Photo Fabrice Coiffard

 

C’est dans un joyeux désordre, dans le garage que son père traditionnel et taciturne lui a enfin confié, que vient de pousser l’atelier de Balbzioui, improvisé pour peindre les grandes huiles exposées en ce moment à la galerie Shart. Etonnant puisqu’il y a deux ans quand nous l’avions rencontré pour la première fois, son atelier temporaire était sis à la Source du lion, rue du Jura dans le quartier du Maârif.

« Je suis un SDF de l’atelier mais je prends goût à ce nomadisme, qui me permet de me débarrasser du superflu et de m’adapter, de rester frais, d’entamer une nouvelle page à chaque fois sans être entouré par mes travaux, habitudes ou un quelconque repère ».

Depuis deux ans, presque rien n’a changé mais en même temps presque tout. Son appréhension et la perception du public. Le talent, les surprises on n’en est qu’au début mais des ventes aux enchères aux curateurs les plus respectés du continent, l’intérêt pour le travail de Yassine Balbzioui est unanime.

Pour la galerie Shart, il prépare avec la même rigueur et le même trac son exposition.
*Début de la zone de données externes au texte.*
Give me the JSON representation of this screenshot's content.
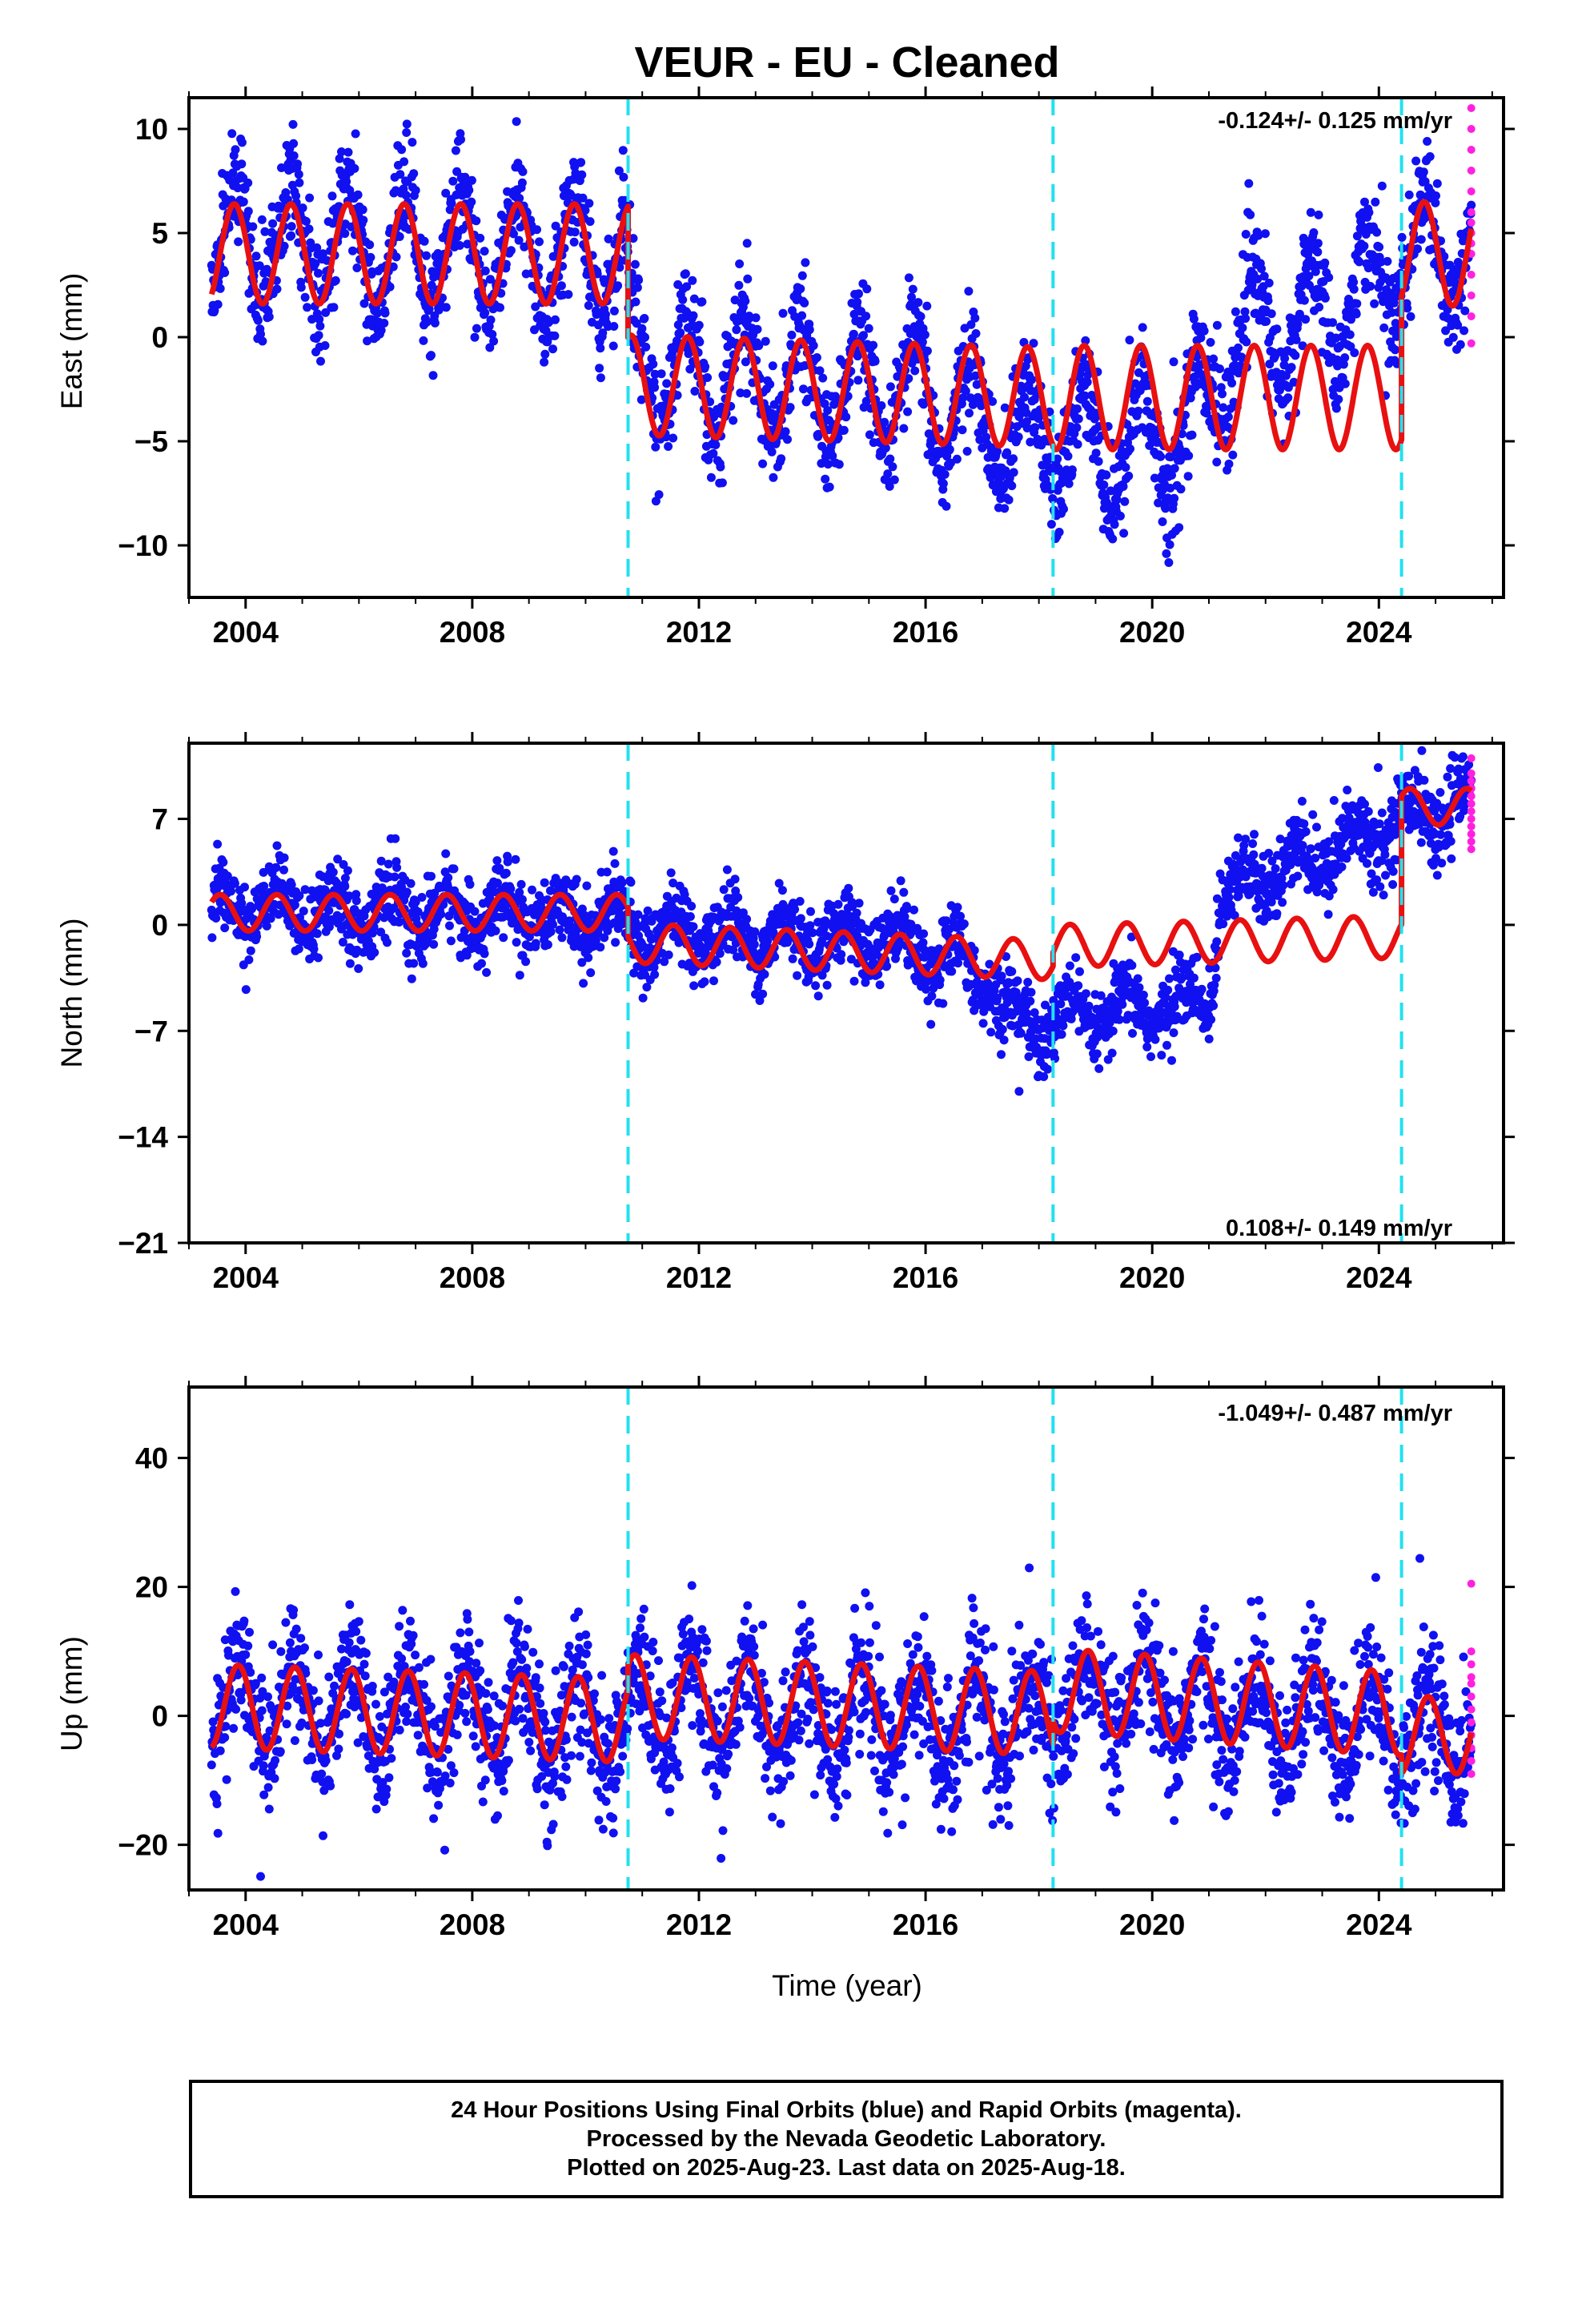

Alors qu’ailleurs on s’intéresse de prés à ses talents de performers et expériences hybrides, au Maroc, il ne montrera que des huiles, des aquarelles et des dessins.

 

Enfant de l’huile…

« La peinture à l’huile n’est pas facile. Il y a d’abord une cuisine. On ne peut pas improviser, cette technique n’accepte pas tout, contrairement aux techniques mixtes. Là, on ne peut pas tricher. C’est lourd, c’est gras, ça pompe toute notre énergie et j’aime cette difficulté…. Contrairement à l’acrylique encore jeune, l’huile a une histoire, elle permet de se placer dans la filiation des plus grands de l’histoire de l’art. On n’est pas artistes par accident : on est un enfant de l’huile ! »

 

De cette tradition classique au départ, tout comme sa formation à Casa _ avant qu’il ne se frotte à l’ultra contemporain aux Beaux-arts de Bordeaux _ il tire des scènes parfaitement interprétées. Le masque, accessoire récurrent y joue le rôle running gag loufoque et grotesque. Et les critiques de spéculer. Autoportrait ? Tentative de « dépasser la représentation mimétique du portrait » (Mohamed Rachdi) ? Volonté de proposer une échappée, la fenêtre de chacun de ces masques qu’il met en scène, laissée ouverte à nos propres histoires, avec la liberté d’imaginer qu’en dessous ce sont des visages plus familiers qui s’y dissimulent…

 

Mais aussi performeur contemporain

Pour la Biennale de Marrakech, il montrera une variation sur ces masques, sous forme de performance. Dans Grosse tête, qu’il a déjà montré à Dakar ou à Berlin, il se met presque en danger, fabricant et enfilant de manière saccadé des travestissements faciaux aussi grotesque qu’illusoires : cagoules, plâtres ou argiles, liquides, plastiques… la face de l’artiste se révèle de plus en plus monstrueuse.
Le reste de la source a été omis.